I was trying to fit Cox Regression (aka Proportional Hazard) model on some cancer data (N=2288). I got the following output from SAS proc phreg:
Parameter Chi-Square p HR
RaceN 3.7375 0.0532 1.198
Chemo 51.2541 <.0001 0.474
Surgery 251.6561 <.0001 0.211
ChSu 29.4288 <.0001 2.000
Age 53.1842 <.0001 1.018
Stage 1 220.5925 <.0001 0.133
Stage 2 66.7599 <.0001 0.353
Stage 3 24.3555 <.0001 0.720
All variables but Age are categorical. To make sure the model is valid, I tried the following two methods:
- log-log plot for categorical variables
- plotting Schoenfeld residuals of the model and then fit a line across it, looking at p-value of its slope not being 0
I got the following results:
Race Chemo Surgery Stage Age
Test 1: ok BAD ok 2 n 3 cross NA
Test 2: 0.2674 p<.0001 p<.0001 0.4622 0.0655
Following the advice here (http://statistics.ats.ucla.edu/stat/examples/asa/test_proportionality.htm), I created Race_t, Chemo_t, Surgery_t, Age_t, ChSu(interaction of Chemo and surgery) and do another Cox Regression, here's what I got:
Parameter Chi-Square p HR
RaceN 27.1173 <.0001 1.888
Ra_t 57.5135 <.0001 0.999
ChemoN 0.4524 0.5012 1.086
Ch_t 36.6052 <.0001 0.999
Surgery 2.101 0.1472 1.195
Su_t 96.4175 <.0001 0.999
ChSu 14.9843 0.0001 1.687
Age 817.9242 <.0001 1.113
Age_t 1222.1119 <.0001 1
Stage 1 169.5012 <.0001 0.162
Stage 2 68.4689 <.0001 0.29
Stage 3 6.6744 0.0098 0.839
ALL the time-dependent covariates are statistically significant, while the original ChemoN and Surgery is no longer!!(and the implication goes the other direction!! –> surgery, chemo both lead to higher risk!!) Surprised to see that Ra_t is statistically significant. I am not sure what to make of my results.

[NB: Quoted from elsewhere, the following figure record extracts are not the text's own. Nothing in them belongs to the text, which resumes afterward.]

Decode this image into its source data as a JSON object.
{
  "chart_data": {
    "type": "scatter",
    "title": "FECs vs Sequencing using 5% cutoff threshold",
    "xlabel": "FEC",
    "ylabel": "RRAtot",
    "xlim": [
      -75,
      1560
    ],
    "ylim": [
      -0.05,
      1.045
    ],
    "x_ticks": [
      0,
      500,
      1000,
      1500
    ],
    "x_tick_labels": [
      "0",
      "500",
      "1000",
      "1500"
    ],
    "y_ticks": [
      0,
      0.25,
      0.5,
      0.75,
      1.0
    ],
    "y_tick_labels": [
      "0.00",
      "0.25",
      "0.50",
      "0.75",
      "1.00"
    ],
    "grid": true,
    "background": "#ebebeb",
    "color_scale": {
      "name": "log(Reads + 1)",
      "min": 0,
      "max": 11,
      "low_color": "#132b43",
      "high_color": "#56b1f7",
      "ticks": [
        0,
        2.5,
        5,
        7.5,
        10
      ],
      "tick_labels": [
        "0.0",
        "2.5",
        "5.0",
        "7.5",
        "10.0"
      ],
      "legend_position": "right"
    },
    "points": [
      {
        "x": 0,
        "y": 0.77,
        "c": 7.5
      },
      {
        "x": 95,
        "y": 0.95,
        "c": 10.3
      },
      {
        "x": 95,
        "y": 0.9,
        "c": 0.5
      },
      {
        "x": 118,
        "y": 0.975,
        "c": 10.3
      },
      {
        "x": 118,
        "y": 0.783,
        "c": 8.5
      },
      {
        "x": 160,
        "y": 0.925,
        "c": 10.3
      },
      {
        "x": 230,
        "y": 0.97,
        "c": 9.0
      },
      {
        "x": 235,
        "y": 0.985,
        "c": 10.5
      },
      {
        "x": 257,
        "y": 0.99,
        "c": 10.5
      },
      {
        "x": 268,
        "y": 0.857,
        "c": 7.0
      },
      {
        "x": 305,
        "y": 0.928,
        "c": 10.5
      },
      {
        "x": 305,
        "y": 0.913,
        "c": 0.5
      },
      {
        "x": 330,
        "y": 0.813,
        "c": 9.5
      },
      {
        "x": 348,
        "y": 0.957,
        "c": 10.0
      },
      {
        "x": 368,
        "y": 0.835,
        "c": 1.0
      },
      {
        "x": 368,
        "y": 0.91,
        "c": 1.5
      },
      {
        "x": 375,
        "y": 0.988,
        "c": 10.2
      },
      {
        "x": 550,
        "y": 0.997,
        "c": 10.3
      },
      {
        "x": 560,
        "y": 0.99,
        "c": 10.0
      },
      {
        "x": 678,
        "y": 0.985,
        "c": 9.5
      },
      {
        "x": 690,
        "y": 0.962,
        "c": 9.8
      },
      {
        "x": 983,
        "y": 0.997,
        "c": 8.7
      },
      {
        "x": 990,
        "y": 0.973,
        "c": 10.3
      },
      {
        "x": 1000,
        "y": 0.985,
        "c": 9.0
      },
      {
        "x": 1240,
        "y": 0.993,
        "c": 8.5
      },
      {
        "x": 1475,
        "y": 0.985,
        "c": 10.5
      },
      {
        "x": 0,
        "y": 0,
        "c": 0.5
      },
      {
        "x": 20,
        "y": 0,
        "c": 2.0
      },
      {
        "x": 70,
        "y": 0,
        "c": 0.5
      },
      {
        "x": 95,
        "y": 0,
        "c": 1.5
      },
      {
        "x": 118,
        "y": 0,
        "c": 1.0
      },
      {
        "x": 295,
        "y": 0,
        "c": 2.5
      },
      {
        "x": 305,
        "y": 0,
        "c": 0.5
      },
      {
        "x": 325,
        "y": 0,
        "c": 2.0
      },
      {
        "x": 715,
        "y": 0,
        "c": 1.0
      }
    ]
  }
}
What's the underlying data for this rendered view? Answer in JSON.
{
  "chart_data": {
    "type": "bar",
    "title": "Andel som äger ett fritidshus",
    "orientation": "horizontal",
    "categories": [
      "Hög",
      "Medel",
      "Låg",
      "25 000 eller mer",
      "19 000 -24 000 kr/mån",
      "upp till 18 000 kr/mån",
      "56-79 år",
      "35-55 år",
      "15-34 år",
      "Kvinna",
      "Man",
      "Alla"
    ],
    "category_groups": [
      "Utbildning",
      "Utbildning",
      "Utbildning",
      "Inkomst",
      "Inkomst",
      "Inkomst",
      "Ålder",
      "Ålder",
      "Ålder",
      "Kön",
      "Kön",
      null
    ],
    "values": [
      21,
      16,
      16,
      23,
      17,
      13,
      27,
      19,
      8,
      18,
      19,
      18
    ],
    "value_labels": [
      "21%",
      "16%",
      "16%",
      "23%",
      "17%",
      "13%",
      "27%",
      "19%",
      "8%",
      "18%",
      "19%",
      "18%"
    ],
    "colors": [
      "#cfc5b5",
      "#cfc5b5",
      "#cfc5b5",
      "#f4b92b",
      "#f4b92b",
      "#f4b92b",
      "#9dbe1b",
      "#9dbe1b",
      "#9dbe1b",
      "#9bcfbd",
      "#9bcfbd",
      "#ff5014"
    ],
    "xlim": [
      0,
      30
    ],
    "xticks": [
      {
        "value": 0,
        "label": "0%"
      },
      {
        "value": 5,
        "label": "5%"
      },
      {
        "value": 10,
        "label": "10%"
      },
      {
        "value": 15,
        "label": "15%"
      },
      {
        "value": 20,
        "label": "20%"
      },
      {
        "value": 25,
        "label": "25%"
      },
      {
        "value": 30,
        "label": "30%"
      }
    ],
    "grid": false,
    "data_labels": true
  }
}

Here are my main question:
- How should I proceed for my model? What should I look at to decide what to do?
More generally:
- Is there a (or a set of) conclusive test for the proportionality assumption for Cox Regression? If so, how to implement it in SAS?
- For the subjective / graphical test, how far a departure from expected is too far?
- How 'good' (not sure what the statistics terminology is, in terms of Type I and Type II errors?) is the "Including Time Dependent Covariates in the Cox Model" test? E.g. why would Ra_t be significant even if Race1 looks fine in both subjective tests?
- Have anyone heard of the Schoenfeld's Global Test of Fitness (http://www.sljol.info/index.php/JNSFSL/article/view/456) I am having difficulty figuring out the expected count in the cells. Any help would be appreciated.
Thank you very much!
Best Answer
This might be helpful:
1) SAS has the statement "assess ph / resample" that you can write out in the PROC PHREG statement which provide you with a visual plot of PH assumption but also a P-value for each covariate in the model. You could use this to assess PH for each covariate. You could also, and I see this often in medical research, introduce an interaction term between each covariate and (log) time; if the interaction is significant then that covariate assaults the PH assumption, and you should keep the interaction in the model to solve the problem!
2) I have no experience in graphical judgment of PH assumption.
3) I do not recall (but someone might correct me) that SAS provides a global test for Schoenfelds residuals, but the R package "survival" does. Perhaps RMS package does, since it's based on the survival package.